Loyers du Covid : la Cour d’Appel de DOUAI admet au fond l’argument de « perte de la chose louée »

Parmi les arguments soulevés par les locataires commerciaux interdits de recevoir du public par décision réglementaire visant à lutter contre la propagation du virus de la Covid-19 (notamment du 15 mars au 10 mai 2020) figure notamment la « perte de la chose louée » au sens de l’article 1722 du Code Civil.

 

Rappelons que cet article 1722 énonce: « Si, pendant la durée du bail, la chose louée est détruite en totalité par cas fortuit, le bail est résilié de plein droit ; si elle n’est détruite qu’en partie, le preneur peut, suivant les circonstances, demander ou une diminution du prix, ou la résiliation même du bail.
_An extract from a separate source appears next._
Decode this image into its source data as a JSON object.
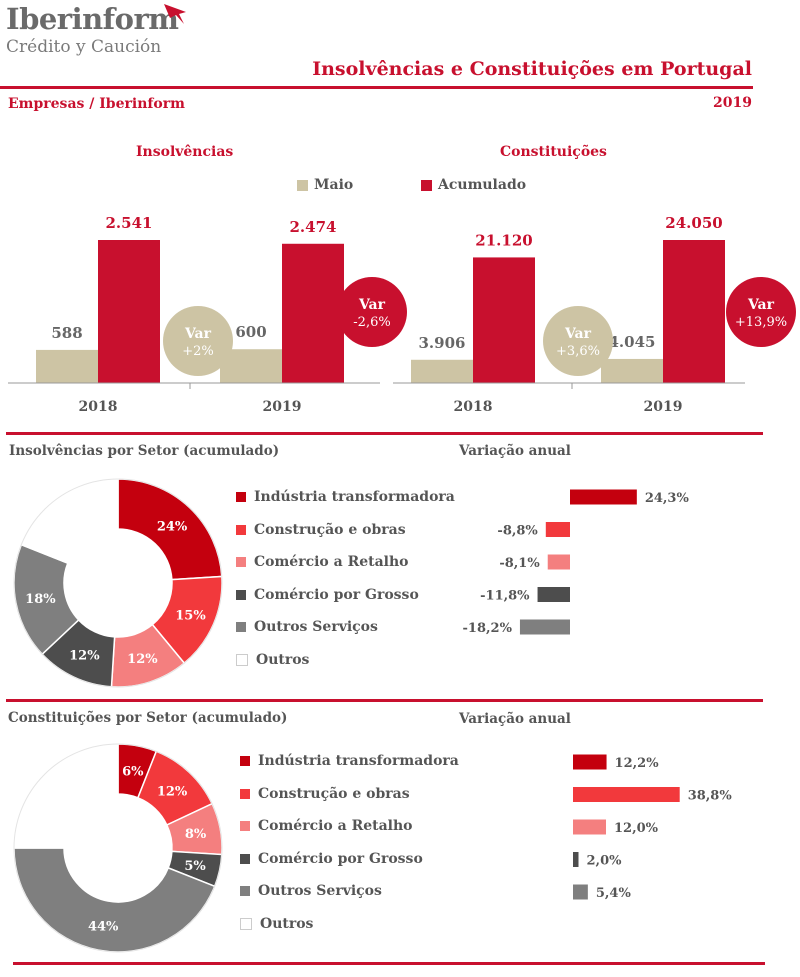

Dans l’un et l’autre cas, il n’y a lieu à aucun dédommagement ».

 

Au cas d’espèce, un bailleur avait pratiqué, sur la base de la copie exécutoire (notariée) d’un bail commercial, une saisie-attribution sur le compte bancaire de son locataire au titre de loyers impayés correspondant (pour partie) à la période de fermeture administrative susvisée, saisie validée en première instance par le Juge de l’Exécution.

 

Par un arrêt du 16 décembre 2021, la Cour d’Appel de DOUAI a infirmé ce jugement, retenant (de façon difficilement compréhensible selon nous) la position du locataire fondée sur l’article 1722 suscité.

 

Elle considère que l’application de cet article ne serait pas limitée à une perte « matérielle » de la chose louée mais s’étendrait également à la « perte juridique » « … dans les cas où, par suite des circonstances, le preneur se trouve dans l’impossibilité de jouir de la chose ou d’en faire un usage conforme à sa destination, notamment à la suite de dispositions légales ou réglementaires ou d’une décision administrative ».

 

La Cour conclut ensuite « Dès lors, l’impossibilité dans laquelle elle [la société locataire] s’est trouvée pendant la période en cause d’utiliser les lieux loués conformément à la destination convenue s’analyse en une perte partielle de la chose justifiant qu’elle soit, au titre de cette période, dispensée du paiement des loyers, l’absence de faute du bailleur étant inopérante, (…) ».

 

Ce courant jurisprudentiel est préoccupant et il devient urgent que la Cour de Cassation tranche ce débat. Des arrêts sont attendus au printemps mais pourraient comporter des spécificités propres aux résidences de tourisme empêchant d’en tirer des conclusions claires transposables à l’ensemble du contentieux sur les loyers du Covid.